Poi manipola a suo uso e consumo, senza uno straccio di argomentazione, il pensiero di Scarpinato, accusandolo di far parte di un’imprecisata “frangia magistratuale politicamente antagonista” (al confronto Berlusconi, con le sue toghe rosse, era un dilettante) che vuole esercitare un fantomatico “controllo di virtù dei ceti dirigenti (politici, imprenditori, professionisti ecc.)”. E, per rendere più credibile la sua critica, la fa dalle colonne del Mattino (gruppo Caltagirone, ci siamo capiti). Che aspetta dunque il Csm a istruire un Tribunale Speciale delle Idee, un Sant’Uffizio Togato, una bella Inquisizione con tanto di Indice dei libri e delle riviste proibiti prima che le idee di Scarpinato inquinino le menti deboli dei “giudici più giovani”, già affetti da “un moralismo giuridico al quanto ingenuo”, e alimentino vieppiù “la grande ignoranza del cittadino medio in materia di giustizia”? Si dia dunque fuoco alle pire, come sembra chiedere il caporale di giornata.

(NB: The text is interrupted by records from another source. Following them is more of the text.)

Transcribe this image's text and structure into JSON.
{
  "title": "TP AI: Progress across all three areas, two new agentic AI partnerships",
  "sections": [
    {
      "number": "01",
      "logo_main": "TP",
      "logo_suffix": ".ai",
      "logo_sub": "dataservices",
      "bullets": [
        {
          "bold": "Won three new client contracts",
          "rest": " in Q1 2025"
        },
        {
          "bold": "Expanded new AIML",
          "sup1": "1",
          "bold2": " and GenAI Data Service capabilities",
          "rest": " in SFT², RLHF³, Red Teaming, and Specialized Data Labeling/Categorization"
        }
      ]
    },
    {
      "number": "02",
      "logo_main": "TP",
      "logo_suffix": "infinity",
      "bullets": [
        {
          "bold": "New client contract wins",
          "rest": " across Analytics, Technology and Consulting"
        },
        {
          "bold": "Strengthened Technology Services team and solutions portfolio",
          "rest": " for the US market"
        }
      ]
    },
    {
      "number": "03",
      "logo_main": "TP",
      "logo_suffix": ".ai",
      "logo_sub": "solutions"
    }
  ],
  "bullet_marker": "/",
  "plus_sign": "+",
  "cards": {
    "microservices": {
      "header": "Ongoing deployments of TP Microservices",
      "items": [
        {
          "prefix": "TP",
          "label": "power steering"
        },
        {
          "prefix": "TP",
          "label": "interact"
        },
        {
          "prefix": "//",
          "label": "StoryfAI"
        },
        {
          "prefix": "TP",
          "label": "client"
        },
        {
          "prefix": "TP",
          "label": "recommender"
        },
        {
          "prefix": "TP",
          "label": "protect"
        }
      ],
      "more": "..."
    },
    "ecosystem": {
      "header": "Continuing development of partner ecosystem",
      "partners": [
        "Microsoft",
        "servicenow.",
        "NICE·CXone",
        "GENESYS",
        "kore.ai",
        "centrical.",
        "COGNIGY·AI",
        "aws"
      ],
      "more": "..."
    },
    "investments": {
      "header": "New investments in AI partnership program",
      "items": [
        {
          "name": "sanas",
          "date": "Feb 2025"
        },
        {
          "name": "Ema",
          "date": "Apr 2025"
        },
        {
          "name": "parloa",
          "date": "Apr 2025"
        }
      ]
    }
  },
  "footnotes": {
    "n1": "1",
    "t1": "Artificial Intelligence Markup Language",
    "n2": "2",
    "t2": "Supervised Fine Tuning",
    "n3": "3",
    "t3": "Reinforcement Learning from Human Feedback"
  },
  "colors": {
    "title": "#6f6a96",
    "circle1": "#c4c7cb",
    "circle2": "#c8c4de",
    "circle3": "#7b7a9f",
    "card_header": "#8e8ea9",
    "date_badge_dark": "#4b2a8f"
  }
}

Se invece il problema è soltanto che alcuni magistrati stanno processando alcuni clienti illustri del suo coautore, lo dica (si potrebbe sempre abolire quei processi per decreto). E possibilmente eviti di coprirsi di ridicolo agitando il drappo rosso, ormai deposto perfino da B. L’unico rosso appropriato a questa storia tragicomica è quello di cui dovrebbero avvampare il professor Fiandaca e tutti gli “intellettuali” come lui. Per la vergogna.